Abstract

The treatment of patients who experience intracranial progression after whole brain radiation therapy (WBRT) is a clinical challenge. Novel radiation therapy delivery technologies are being applied with the objective of improving tumor and symptom control in these patients. The purpose of this study is to describe the clinical outcomes of the application of a novel technology to deliver repeat WBRT with volume modulated arc therapy (VMAT) and a simultaneous infield boost (WB-SIB) to gross disease. A total of 16 patients were initially treated with WBRT between 2000 and 2008 and then experienced intracranial progression, were treated using repeat WB-SIB, and were analyzed. The median dose for the first course of WBRT was 35 Gy (range: 30–50.4 Gy). Median time between the initial course of WBRT and repeat WB-SIB was 11.3 months. The median dose at reirradiation was 20 Gy to the whole brain with a median boost dose of 30 Gy to gross disease. A total of 2 patients demonstrated radiographic disease progression after treatment. The median overall survival (OS) time from initial diagnosis of brain metastases was 18.9 months (range: 7.1–66.6 (95% CI: 0.8–36.9)). The median OS time after initiation of reirradiation for all patients was 2.7 months (range: 0.46–14.46 (95% CI: 1.3–8.7)). Only 3 patients experienced CTCAE grade 3 fatigue. No other patients experienced any ≥ CTCAE grade 3 toxicity. This analysis reports the result of a novel RT delivery technique for the treatment of patients with recurrent brain metastases. Side effects were manageable and comparable to other conventional repeat WBRT series. Repeat WB-SIB using the VMAT RT delivery technology is feasible and appears to have acceptable short-term acute toxicity.

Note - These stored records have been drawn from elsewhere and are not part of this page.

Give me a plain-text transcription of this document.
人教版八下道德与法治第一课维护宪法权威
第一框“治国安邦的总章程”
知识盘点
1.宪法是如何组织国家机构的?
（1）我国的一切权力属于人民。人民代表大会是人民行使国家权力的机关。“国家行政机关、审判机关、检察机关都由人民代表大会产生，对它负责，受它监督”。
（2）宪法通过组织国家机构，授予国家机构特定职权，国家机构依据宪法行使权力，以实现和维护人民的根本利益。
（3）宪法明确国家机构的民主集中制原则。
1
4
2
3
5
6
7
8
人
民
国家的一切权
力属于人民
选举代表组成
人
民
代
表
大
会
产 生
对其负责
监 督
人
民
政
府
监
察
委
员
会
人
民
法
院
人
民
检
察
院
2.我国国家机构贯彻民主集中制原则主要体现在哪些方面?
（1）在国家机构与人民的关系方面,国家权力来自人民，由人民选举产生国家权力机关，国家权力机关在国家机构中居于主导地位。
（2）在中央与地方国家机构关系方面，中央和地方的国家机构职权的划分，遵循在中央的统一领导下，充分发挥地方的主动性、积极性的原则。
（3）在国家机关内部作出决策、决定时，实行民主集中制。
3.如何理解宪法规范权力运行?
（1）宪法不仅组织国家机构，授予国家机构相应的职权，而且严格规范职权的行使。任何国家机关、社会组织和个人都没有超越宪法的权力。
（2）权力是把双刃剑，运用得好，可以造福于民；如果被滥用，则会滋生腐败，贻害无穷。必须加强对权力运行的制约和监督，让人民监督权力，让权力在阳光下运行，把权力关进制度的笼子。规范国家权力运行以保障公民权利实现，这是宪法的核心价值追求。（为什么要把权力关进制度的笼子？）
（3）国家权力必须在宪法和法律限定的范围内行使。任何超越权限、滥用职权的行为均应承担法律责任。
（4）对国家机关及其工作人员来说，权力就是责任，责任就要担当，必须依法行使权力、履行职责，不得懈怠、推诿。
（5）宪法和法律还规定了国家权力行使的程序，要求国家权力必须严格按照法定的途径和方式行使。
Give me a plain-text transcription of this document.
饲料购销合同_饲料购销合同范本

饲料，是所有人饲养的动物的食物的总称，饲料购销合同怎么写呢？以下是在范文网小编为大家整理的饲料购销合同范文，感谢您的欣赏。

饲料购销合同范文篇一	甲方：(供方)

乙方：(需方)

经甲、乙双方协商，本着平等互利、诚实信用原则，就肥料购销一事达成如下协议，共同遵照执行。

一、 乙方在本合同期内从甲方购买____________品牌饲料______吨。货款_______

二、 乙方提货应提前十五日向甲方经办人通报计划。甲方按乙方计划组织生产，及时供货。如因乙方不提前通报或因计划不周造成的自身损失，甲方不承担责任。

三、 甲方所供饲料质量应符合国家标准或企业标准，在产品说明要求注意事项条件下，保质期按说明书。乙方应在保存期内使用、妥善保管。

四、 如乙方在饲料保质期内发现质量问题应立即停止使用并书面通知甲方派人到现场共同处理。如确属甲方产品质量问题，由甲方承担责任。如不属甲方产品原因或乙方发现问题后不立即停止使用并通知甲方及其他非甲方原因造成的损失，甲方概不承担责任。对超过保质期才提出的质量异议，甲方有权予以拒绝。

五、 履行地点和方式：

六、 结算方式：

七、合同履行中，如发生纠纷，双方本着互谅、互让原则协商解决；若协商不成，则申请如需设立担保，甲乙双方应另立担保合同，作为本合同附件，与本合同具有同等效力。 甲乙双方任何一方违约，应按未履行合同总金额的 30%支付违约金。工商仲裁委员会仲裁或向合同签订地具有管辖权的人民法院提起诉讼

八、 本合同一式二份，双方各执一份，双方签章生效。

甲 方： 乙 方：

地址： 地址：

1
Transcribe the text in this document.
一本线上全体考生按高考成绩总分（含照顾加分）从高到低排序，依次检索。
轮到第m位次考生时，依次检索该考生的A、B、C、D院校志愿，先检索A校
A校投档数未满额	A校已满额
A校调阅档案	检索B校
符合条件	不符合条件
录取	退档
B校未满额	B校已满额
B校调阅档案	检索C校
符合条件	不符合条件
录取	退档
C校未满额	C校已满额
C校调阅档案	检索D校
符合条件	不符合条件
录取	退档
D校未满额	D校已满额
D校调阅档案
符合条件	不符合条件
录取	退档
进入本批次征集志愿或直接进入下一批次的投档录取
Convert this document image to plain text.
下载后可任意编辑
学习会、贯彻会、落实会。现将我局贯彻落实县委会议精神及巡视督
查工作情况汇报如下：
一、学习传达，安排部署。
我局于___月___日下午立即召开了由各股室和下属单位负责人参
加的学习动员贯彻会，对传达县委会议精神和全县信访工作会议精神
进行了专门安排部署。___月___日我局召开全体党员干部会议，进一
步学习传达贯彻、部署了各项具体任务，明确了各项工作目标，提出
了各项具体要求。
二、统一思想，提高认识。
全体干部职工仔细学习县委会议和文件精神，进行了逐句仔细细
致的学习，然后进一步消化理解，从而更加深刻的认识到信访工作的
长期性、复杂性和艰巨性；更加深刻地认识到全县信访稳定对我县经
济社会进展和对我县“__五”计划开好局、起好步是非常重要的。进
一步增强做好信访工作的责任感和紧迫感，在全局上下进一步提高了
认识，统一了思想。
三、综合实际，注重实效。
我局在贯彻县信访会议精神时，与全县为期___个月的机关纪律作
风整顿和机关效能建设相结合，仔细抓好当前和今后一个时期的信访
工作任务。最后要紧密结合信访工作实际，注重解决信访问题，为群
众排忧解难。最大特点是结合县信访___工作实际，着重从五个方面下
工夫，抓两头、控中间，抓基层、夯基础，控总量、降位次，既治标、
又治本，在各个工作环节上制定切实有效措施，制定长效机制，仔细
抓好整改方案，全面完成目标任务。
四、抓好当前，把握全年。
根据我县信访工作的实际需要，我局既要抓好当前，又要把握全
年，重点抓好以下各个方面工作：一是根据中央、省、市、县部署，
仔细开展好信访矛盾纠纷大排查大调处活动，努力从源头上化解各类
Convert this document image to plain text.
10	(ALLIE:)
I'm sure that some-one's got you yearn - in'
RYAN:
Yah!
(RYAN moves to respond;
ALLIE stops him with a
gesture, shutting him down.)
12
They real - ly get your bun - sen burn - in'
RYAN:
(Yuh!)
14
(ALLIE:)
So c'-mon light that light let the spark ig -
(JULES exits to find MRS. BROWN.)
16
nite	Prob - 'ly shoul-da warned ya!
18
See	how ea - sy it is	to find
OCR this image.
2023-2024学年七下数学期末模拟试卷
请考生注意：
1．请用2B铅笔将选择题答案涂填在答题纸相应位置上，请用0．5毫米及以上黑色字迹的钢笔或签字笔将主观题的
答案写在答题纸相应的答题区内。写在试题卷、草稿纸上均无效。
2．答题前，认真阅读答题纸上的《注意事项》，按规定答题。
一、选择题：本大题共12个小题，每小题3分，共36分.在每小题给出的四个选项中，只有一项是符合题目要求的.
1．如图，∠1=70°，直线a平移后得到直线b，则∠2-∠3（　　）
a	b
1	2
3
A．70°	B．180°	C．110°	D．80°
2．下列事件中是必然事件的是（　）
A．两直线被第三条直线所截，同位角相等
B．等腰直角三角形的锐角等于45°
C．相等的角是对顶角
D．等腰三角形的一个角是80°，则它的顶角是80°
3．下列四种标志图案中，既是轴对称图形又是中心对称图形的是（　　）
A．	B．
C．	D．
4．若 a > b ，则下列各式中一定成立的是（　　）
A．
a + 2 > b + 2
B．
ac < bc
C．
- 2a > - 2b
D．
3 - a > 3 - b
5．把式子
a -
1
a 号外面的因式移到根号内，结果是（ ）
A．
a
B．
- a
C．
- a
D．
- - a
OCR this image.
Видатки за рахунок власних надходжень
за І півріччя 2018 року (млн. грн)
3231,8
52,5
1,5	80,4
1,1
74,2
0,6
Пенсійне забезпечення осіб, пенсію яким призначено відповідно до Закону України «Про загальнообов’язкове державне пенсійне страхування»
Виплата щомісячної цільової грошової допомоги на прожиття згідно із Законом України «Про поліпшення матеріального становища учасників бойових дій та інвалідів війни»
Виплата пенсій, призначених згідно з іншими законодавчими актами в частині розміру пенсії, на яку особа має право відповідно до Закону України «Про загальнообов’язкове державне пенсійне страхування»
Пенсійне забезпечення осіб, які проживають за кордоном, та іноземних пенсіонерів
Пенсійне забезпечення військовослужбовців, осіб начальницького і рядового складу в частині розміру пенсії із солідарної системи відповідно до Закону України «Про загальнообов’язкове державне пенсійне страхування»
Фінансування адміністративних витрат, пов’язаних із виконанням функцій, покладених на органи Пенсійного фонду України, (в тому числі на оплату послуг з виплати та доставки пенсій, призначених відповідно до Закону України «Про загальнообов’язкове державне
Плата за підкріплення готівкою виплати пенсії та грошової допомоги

These results may provide a foundation for further exploration of the WB-SIB technique for repeat WBRT in future prospective clinical trials.

Highlights

  • Metastases to the brain occur in 25–45% of cancer patients [1]

  • Progression after conventional whole brain radiation therapy (WBRT) was determined from official MRI reports along with imaging reviewed by the attending radiation oncologist (WC, IC, and HS)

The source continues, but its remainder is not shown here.